C’est cette pratique des commissions qui engraissent les fonctionnaires de la douane, et fabrique des prototypes du genre décrit par la Conac dans le rapport présenté en 2017. Ce modèle de douanier, bien réel et vivant, est présenté comme possédant à lui tout seul 13 villas, un immeuble de 5 niveaux, 10 terrains immatriculés, 5 camions de 30 tonnes, 5 cars Toyota coaster de 28 places, 2 cars de 18 places, un parc automobile plein de véhicules personnels haut de gamme. Des analystes émettent l’hypothèse selon laquelle si le prix à la douane était revu à la baisse, les Camerounais seraient fiers de payer les valeurs fixés sans négociations, et les caisses de l’Etat seraient davantage renflouées.
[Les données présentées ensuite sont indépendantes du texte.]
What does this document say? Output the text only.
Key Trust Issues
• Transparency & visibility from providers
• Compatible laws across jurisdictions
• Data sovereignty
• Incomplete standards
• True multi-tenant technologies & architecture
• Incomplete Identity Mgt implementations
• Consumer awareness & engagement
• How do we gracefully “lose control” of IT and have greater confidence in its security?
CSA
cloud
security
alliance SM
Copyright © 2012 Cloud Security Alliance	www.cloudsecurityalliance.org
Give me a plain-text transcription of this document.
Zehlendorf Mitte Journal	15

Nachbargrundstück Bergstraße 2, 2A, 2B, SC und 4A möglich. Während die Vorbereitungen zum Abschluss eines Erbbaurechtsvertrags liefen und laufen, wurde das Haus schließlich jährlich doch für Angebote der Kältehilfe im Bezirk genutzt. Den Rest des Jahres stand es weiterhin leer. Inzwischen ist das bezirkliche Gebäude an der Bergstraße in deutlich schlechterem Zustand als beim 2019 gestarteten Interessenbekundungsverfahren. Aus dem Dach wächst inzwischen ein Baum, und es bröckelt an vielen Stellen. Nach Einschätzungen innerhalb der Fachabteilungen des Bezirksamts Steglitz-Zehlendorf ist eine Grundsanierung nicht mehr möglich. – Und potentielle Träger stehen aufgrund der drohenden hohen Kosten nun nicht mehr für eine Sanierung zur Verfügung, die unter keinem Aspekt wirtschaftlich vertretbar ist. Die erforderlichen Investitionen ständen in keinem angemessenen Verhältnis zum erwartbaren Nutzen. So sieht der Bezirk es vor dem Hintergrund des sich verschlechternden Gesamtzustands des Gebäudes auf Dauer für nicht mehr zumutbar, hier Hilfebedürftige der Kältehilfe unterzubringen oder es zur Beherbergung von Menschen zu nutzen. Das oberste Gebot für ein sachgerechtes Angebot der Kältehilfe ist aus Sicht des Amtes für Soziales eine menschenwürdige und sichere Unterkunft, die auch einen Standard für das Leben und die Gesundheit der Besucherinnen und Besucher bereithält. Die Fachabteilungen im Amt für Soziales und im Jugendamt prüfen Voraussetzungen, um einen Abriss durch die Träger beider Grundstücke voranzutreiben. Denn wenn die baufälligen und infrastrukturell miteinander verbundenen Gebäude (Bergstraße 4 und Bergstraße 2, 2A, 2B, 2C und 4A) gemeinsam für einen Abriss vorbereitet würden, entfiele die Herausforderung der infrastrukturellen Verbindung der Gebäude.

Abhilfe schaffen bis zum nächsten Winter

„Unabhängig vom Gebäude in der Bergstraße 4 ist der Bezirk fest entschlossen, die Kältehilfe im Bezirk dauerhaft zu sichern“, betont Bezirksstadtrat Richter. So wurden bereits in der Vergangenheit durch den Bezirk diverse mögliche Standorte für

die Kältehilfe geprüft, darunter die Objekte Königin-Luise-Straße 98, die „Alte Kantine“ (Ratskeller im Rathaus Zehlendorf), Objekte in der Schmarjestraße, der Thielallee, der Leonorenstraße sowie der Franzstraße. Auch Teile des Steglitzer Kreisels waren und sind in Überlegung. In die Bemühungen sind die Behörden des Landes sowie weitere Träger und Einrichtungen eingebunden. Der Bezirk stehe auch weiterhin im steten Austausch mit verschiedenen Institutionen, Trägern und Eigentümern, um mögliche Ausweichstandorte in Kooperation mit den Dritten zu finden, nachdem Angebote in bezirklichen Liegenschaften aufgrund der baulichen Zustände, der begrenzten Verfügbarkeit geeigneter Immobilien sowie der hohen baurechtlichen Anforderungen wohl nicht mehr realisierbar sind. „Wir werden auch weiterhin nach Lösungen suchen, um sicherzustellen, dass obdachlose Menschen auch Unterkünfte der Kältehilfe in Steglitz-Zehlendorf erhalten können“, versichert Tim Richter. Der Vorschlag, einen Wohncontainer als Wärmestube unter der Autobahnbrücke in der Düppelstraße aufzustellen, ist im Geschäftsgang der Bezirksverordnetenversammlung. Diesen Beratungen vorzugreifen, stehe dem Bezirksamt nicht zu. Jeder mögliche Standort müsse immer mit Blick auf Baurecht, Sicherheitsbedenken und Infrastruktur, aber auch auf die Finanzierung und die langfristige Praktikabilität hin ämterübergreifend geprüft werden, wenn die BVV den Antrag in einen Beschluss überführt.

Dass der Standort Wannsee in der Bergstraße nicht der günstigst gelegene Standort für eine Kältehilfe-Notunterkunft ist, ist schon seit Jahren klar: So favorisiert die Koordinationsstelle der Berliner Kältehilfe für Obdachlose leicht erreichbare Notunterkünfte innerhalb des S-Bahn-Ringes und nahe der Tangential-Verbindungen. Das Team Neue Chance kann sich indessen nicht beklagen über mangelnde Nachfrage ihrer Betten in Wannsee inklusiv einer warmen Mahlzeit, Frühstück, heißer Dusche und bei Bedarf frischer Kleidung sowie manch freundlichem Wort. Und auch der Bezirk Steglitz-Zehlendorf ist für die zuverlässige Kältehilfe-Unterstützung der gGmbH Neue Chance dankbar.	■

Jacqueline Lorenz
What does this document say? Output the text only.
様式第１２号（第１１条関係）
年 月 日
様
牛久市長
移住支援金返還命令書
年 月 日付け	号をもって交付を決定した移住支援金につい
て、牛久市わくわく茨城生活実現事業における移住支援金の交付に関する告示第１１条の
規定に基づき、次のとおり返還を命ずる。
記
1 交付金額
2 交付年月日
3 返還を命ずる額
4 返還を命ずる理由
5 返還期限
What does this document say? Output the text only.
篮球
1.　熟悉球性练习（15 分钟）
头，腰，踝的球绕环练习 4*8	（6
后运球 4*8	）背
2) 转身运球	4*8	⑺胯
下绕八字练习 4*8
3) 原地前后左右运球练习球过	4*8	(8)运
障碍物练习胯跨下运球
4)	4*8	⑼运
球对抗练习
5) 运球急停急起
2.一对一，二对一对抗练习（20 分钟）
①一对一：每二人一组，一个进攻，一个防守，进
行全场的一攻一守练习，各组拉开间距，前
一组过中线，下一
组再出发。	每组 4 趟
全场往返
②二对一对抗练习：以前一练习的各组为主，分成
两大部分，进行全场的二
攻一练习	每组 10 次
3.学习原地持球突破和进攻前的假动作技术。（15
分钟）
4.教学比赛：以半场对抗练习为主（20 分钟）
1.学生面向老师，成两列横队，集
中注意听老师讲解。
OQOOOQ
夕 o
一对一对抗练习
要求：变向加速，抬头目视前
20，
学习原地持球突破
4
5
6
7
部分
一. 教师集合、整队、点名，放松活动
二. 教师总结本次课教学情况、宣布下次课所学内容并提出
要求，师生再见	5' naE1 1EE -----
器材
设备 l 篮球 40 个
Le même phénomène s’observe d’ailleurs sur les routes. Les automobilistes sont obligés de négocier une pénalité de non-respect de limitation de vitesse à 5 000 voire 10 000 Fcfa, au lieu de payer les 25 000 Fcfa d’amende légalement exigés.

Surtout que dans les 5000 ou 10 000 de la négociation, aucun sous ne rentre dans les caisses de l’Etat, alors que si le montant de cette même pénalité était fixé à la barre de 5000, les automobilistes les verseraient volontiers  contre reçu. Même comme ce ne serait pas automatique, les habitudes dans ce domaine ayant la peau dure. La lutte contre la corruption est en définitive rendue plus difficile, ou plutôt facilitée par l’Etat lui-même à travers la fixation de certains prix et amendes, et aussi par l’alourdissement de la machine administrative qui mystifie le service public.

La chèvre broute là où elle est attachée a-t-on coutume de dire. La maxime s’applique à la douane plus qu’ailleurs d’années en années, et surtout la quantité d’herbe broutée est déterminée par la longueur de la corde, qui dans le cas d’espèce correspond aux coûts excessivement élevés des frais de douane au port de Douala.